Ok, are you ready to get started? This 30 Minute Roasted Cauliflower Soup is souper easy and souper good!
Start by cranking up the oven. Preheat it to 450. While it is preheating, clean the cauliflower. Remove the green leaves and break it into uniform sized pieces. Also remove the skin from the parsnips and slice them into large chunks. You want both vegetables to be about the same size so they cook uniformly. Put the vegetables on a cookie sheet, sprinkle with olive oil, salt and pepper. Into the oven they go. Roast for 10 minutes, then remove, flip the vegetables and return to the oven for another 10 minutes.
When they are done, the vegetables will be tender and golden brown.
While the vegetables are roasting, dice the onions and potatoes. Cut the potatoes into small cubes (about 1 inch) that way they will cook quickly. I recommend using yukon gold potatoes (when cooked they have a nice creamy texture). Add the onions and potatoes to a large stock pot with olive oil and sauté for about five minutes. Add the spices and the minced garlic & saute for another minute, then add about half of the stock. Increase the heat to high, cover tightly and cook until the potatoes are tender.

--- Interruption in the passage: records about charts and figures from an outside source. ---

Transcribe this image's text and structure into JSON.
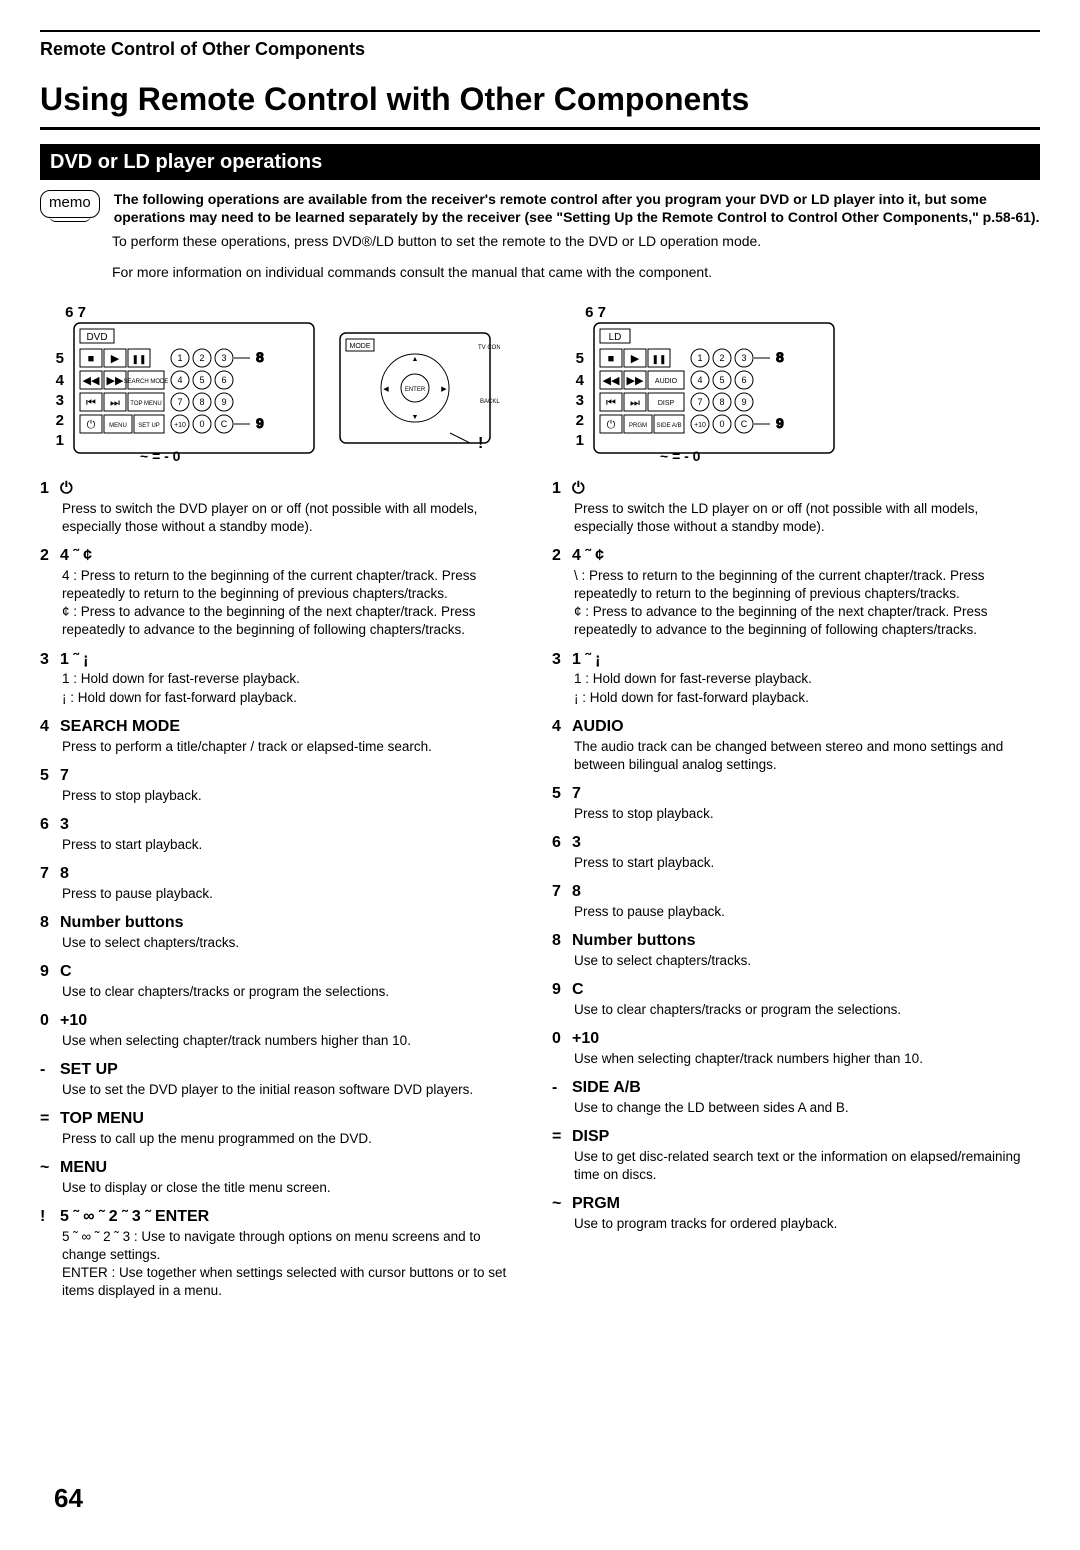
{
  "crumb": "Remote Control of Other Components",
  "title": "Using Remote Control with Other Components",
  "subhead": "DVD or LD player operations",
  "memo_badge": "memo",
  "memo_bold": "The following operations are available from the receiver's remote control after you program your DVD or LD player into it, but some operations may need to be learned separately by the receiver (see \"Setting Up the Remote Control to Control Other Components,\" p.58-61).",
  "memo_line1": "To perform these operations, press DVD®/LD button to set the remote to the DVD or LD operation mode.",
  "memo_line2": "For more information on individual commands consult the manual that came with the component.",
  "page_number": "64",
  "diag_left_label": "DVD",
  "diag_right_label": "LD",
  "diag_top_nums": "6  7",
  "diag_left_nums": [
    "5",
    "4",
    "3",
    "2",
    "1"
  ],
  "diag_right_nums": [
    "8",
    "",
    "",
    "",
    "9"
  ],
  "diag_bottom": "~  =  -    0",
  "diag_enter": "!",
  "dvd_items": [
    {
      "n": "1",
      "h": "⏻",
      "b": "Press to switch the DVD player on or off (not possible with all models, especially those without a standby mode)."
    },
    {
      "n": "2",
      "h": "4 ˜ ¢",
      "b": "4 : Press to return to the beginning of the current chapter/track. Press repeatedly to return to the beginning of previous chapters/tracks.\n¢ : Press to advance to the beginning of the next chapter/track. Press repeatedly to advance to the beginning of following chapters/tracks."
    },
    {
      "n": "3",
      "h": "1 ˜ ¡",
      "b": "1 : Hold down for fast-reverse playback.\n¡ : Hold down for fast-forward playback."
    },
    {
      "n": "4",
      "h": "SEARCH MODE",
      "b": "Press to perform a title/chapter / track or elapsed-time search."
    },
    {
      "n": "5",
      "h": "7",
      "b": "Press to stop playback."
    },
    {
      "n": "6",
      "h": "3",
      "b": "Press to start playback."
    },
    {
      "n": "7",
      "h": "8",
      "b": "Press to pause playback."
    },
    {
      "n": "8",
      "h": "Number buttons",
      "b": "Use to select chapters/tracks."
    },
    {
      "n": "9",
      "h": "C",
      "b": "Use to clear chapters/tracks or program the selections."
    },
    {
      "n": "0",
      "h": "+10",
      "b": "Use when selecting chapter/track numbers higher than 10."
    },
    {
      "n": "-",
      "h": "SET UP",
      "b": "Use to set the DVD player to the initial reason software DVD players."
    },
    {
      "n": "=",
      "h": "TOP MENU",
      "b": "Press to call up the menu programmed on the DVD."
    },
    {
      "n": "~",
      "h": "MENU",
      "b": "Use to display or close the title menu screen."
    },
    {
      "n": "!",
      "h": "5 ˜ ∞ ˜ 2 ˜ 3 ˜        ENTER",
      "b": "5 ˜ ∞ ˜ 2 ˜ 3 : Use to navigate through options on menu screens and to change settings.\nENTER : Use together when settings selected with cursor buttons or to set items displayed in a menu."
    }
  ],
  "ld_items": [
    {
      "n": "1",
      "h": "⏻",
      "b": "Press to switch the LD player on or off (not possible with all models, especially those without a standby mode)."
    },
    {
      "n": "2",
      "h": "4 ˜ ¢",
      "b": "\\ : Press to return to the beginning of the current chapter/track. Press repeatedly to return to the beginning of previous chapters/tracks.\n¢ : Press to advance to the beginning of the next chapter/track. Press repeatedly to advance to the beginning of following chapters/tracks."
    },
    {
      "n": "3",
      "h": "1 ˜ ¡",
      "b": "1 : Hold down for fast-reverse playback.\n¡ : Hold down for fast-forward playback."
    },
    {
      "n": "4",
      "h": "AUDIO",
      "b": "The audio track can be changed between stereo and mono settings and between bilingual analog settings."
    },
    {
      "n": "5",
      "h": "7",
      "b": "Press to stop playback."
    },
    {
      "n": "6",
      "h": "3",
      "b": "Press to start playback."
    },
    {
      "n": "7",
      "h": "8",
      "b": "Press to pause playback."
    },
    {
      "n": "8",
      "h": "Number buttons",
      "b": "Use to select chapters/tracks."
    },
    {
      "n": "9",
      "h": "C",
      "b": "Use to clear chapters/tracks or program the selections."
    },
    {
      "n": "0",
      "h": "+10",
      "b": "Use when selecting chapter/track numbers higher than 10."
    },
    {
      "n": "-",
      "h": "SIDE A/B",
      "b": "Use to change the LD between sides A and B."
    },
    {
      "n": "=",
      "h": "DISP",
      "b": "Use to get disc-related search text or the information on elapsed/remaining time on discs."
    },
    {
      "n": "~",
      "h": "PRGM",
      "b": "Use to program tracks for ordered playback."
    }
  ]
}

Using a blender puree the potatoes until they are creamy and smooth. Do the same with the vegetables when they come out of the oven. Add the remaining chicken stock to the blender when you whirl up the vegetables.
Add both pureed potatoes and vegetables to a stock pot, stir well to combine. Adjust to taste with salt & pepper.

30 Minute Creamy Roasted Cauliflower Soup
Ingredients
- 1 head cauliflower
- 2 parsnips peeled
- 1 sweet yellow onion peeled and chopped
- 3 yukon gold potatoes
- 1 clove garlic minced
- 4 cups chicken or vegetable stock
- 1 tsp salt
- ½ tsp black pepper
- ½ tsp tumeric
- pinch red pepper flakes
Instructions
- Preheat the oven to 450 degrees.
- While it is preheating, clean the cauliflower. Remove the green leaves and break it into uniform sized pieces. Also remove the skin from the parsnips and slice into large chunks. You want both vegetables to be about the same size so they cook uniformly. Put the vegetables on a cookie sheet, sprinkle with olive oil, salt and pepper. Into the oven they go. Roast for 10 minutes, then remove, flip the vegetables over and return them to the oven for another 10 minutes.
- While the vegetables are roasting, dice the onions and potatoes. Cut the potatoes into small cubes (about 1 inch) because that way they will cook quickly. With this soup I recommend using yukon gold potatoes. When cooked they have a nice creamy texture. Add the onions and potatoes to a large stock pot with olive oil and sauté for about five minutes. Add the remaining salt & pepper, red pepper flakes and turmeric. Add the minced garlic also & saute for another minute, then add about half of the stock. Increase the heat to high, cover tightly and cook until the potatoes are tender.
- Using a blender puree the potatoes until they are creamy and smooth. Do the same with the vegetables when they come out of the oven. Add the remaining chicken stock to the blender when you whirl up the vegetables.
- Serve topped with a swirl of creme fresh and roasted cauliflower.
If you save out some of the cauliflower you can use it to garnish your soup. I've also garnished it with bacon (YUM!) and my favorite? Popcorn! Toss a handful of popcorn on the top of the soup and it gives it a really nice texture. (Your kids will think that's cool and forget that this meal is good for them!)
You will really enjoy this 30 Minute Roasted Cauliflower Soup. It's creamy - without adding cream (though a swirl of creme fresh is quite tasty too!) and super savory. Healthy because it's packed with vegetables, though your kids will never know it (and they will love it topped with popcorn!). In addition to the beautiful color turmeric adds a great earthy flavor and is packed with antioxidants (bonus!!). And only takes 30 minutes to make! It's an easy weeknight meal - YUM!
2pots2cook
Inviting idea ! Thank you so much !
Danielle
I love this! This is the first time I've been to this site, and I absolutely love the idea of meals in a bowl. Sometimes, especially after a long day at work, it is so great to have an easy, delicious meal to throw together. Only having to make 1 "dish" is a savior.